Ultimately, Counsel for Hovnanian appealed and argued Architects was contractually obligated to indemnify Hovnanian for the damages awarded against Hovnanian by the jury because they arose out of Architect’s negligent design of the building, which was contrary to code requirements. The Appellate Division disagreed. The Appellate Division did not subscribe to the trial court’s view that the nature of the claim, tort or breach of warranty, is meaningful, nor did they agree that public policy would bar Hovnanian’s indemnification. Notwithstanding, the Appellate Division had no hesitation concluding that the trial court was right, in that the Architects did not owe Hovnanian indemnification under their agreement.

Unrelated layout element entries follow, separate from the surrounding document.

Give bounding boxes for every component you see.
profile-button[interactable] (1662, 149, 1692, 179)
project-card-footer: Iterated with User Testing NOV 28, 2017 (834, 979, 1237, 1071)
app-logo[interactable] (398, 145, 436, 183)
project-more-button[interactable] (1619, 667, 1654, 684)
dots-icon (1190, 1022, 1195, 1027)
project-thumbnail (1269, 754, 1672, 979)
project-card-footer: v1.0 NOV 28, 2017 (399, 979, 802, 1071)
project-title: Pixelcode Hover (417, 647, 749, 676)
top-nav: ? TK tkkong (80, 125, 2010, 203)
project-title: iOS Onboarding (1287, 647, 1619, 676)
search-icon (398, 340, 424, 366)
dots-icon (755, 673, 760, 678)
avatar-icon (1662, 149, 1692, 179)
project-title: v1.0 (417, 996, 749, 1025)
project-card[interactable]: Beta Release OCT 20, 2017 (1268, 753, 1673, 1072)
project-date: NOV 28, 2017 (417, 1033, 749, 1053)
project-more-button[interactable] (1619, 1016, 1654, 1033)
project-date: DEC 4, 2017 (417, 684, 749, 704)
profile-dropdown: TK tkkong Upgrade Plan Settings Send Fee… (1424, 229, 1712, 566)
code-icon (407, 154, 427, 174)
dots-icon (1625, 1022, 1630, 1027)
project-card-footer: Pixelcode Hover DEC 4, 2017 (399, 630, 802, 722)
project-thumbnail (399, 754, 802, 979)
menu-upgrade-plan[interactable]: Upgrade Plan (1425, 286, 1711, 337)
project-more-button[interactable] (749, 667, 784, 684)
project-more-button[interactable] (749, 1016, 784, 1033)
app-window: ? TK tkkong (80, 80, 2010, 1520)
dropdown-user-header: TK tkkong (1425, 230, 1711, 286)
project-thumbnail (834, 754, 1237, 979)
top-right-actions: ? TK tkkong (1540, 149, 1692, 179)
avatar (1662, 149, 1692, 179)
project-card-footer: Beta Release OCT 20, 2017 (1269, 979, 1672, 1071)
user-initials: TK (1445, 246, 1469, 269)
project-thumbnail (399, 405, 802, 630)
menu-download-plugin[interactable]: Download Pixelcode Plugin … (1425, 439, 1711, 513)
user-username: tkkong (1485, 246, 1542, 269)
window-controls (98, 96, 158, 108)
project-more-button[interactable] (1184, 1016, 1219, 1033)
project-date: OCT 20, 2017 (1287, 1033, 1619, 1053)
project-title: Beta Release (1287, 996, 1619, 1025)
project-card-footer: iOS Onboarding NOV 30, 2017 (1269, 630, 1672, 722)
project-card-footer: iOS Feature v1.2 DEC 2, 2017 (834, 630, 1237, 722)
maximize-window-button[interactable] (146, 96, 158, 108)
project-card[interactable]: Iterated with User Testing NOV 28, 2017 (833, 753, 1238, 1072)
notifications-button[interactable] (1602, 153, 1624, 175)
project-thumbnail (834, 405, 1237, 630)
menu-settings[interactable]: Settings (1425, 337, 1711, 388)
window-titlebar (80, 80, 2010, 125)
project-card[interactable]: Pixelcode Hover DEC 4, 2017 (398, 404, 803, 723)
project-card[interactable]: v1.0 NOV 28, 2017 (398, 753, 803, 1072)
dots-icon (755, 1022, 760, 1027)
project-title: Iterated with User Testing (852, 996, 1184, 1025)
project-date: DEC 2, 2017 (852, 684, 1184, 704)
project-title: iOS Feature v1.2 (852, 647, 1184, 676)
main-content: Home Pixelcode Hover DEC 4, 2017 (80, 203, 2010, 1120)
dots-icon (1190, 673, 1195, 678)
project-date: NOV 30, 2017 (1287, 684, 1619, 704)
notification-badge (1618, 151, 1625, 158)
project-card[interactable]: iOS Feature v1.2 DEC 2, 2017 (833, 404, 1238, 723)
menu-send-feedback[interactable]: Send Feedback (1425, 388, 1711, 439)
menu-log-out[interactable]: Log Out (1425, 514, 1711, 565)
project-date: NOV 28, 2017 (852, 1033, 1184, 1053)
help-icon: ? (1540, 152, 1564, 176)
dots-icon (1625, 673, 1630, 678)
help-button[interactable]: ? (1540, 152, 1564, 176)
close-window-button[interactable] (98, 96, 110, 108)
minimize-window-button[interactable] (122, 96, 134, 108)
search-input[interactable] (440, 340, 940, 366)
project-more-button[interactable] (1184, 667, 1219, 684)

According to the Appellate Division, indemnity provisions are construed in accordance with the general rules for construction of contracts with one important caveat: ambiguities are strictly construed against the indemnitee.  Mantilla v. NC Mall Assocs., 167 N.J. 262, 272 (2001).  In keeping with that principle, “a contract will not be construed to indemnify the indemnitee against losses resulting from its own negligence unless such an intention is expressed in unequivocal terms.” Ramos v. Browning Ferris Indus. of S. Jersey, Inc., 103 N.J. 177, 191 (1986).

The Appellate Division held that the plain language of the indemnification clause makes clear beyond any doubt that Architects only agreed “to assume the entire responsibility and liability for . . . any and all losses . . . caused by or resulting from or arising out of any negligent act, error or omission on the part of the Architect . . . in connection with this Agreement or with the prosecution of the work hereunder.” Thus, the Court found that this clause provides only that Architects will indemnify Hovnanian for Architects’ own negligence. The Court concluded that nowhere does the indemnity clause suggest that Architects would bear the responsibility responsible to indemnify Hovnanian for Hovnanian’s own conduct. The Appellate Division surmised that an intent by Architects to indemnify Hovnanian against losses resulting from Hovnanian’s conduct is missing. The Court held that such an intent “is neither expressed in unequivocal terms, nor reasonably implied[.]” Carvalhov. Toll Bros. & Developers, 278 N.J. Super. 451, 466 (App. Div. 1995). Therefore, the agreement could be construed to grant Hovnanian indemnification for its own actions.

The Appellate Division agreed with the Trial Judge and rejected Hovnanian’s Counsel’s claim that: (a) the evidence established Hovnanian liability was merely passive, and (b) it first learned of an issue with Type 2B code compliance at the April 2005 meeting, that Architects provided a solution to the problem on the same day, and that it was unaware that Architects’ revised plans were not compliant with the requirements for a Type 3A. While that was the case presented to the jury, the Appellate Division agreed that “there was certainly other evidence in the record to permit the jury to conclude that Hovnanian was aware with the problem of the untreated plywood as early as May 2004 when its consultant raised questions about the building’s fire rating, that it knew Architects’ proposed solution of reclassifying the building required the town’s approval and certainly knew that it proceeded with construction without ever securing that approval or amending the public offering statement.” For these reasons, the Appellate Division found both Architects and Hovnanian separately responsible for the damages the plaintiff suffered.

In sum, the Appellate Division found that although Hovnanian was undoubtedly correct that its own breach of warranty would not have occurred but for Architects’  negligence, the jury’s verdict conclusively recognized that Architects’ negligence was not the singular cause of Hovnanian’s breach.  See Ramos, 103 N.J. at 191 (“To be entitled to indemnification as one who is secondarily or vicariously liable, a party must be without fault.”). Stated differently, the jury separated Architects’ portion of fault and attributed the entirety of the $3 million in damages for Hovnanian’s breach of warranty to plaintiff’s ascertainable loss under the Consumer Fraud Act. Thus, the jury only assigned those damages to Hovnanian it found were based singularly on Hovnanian’s fault.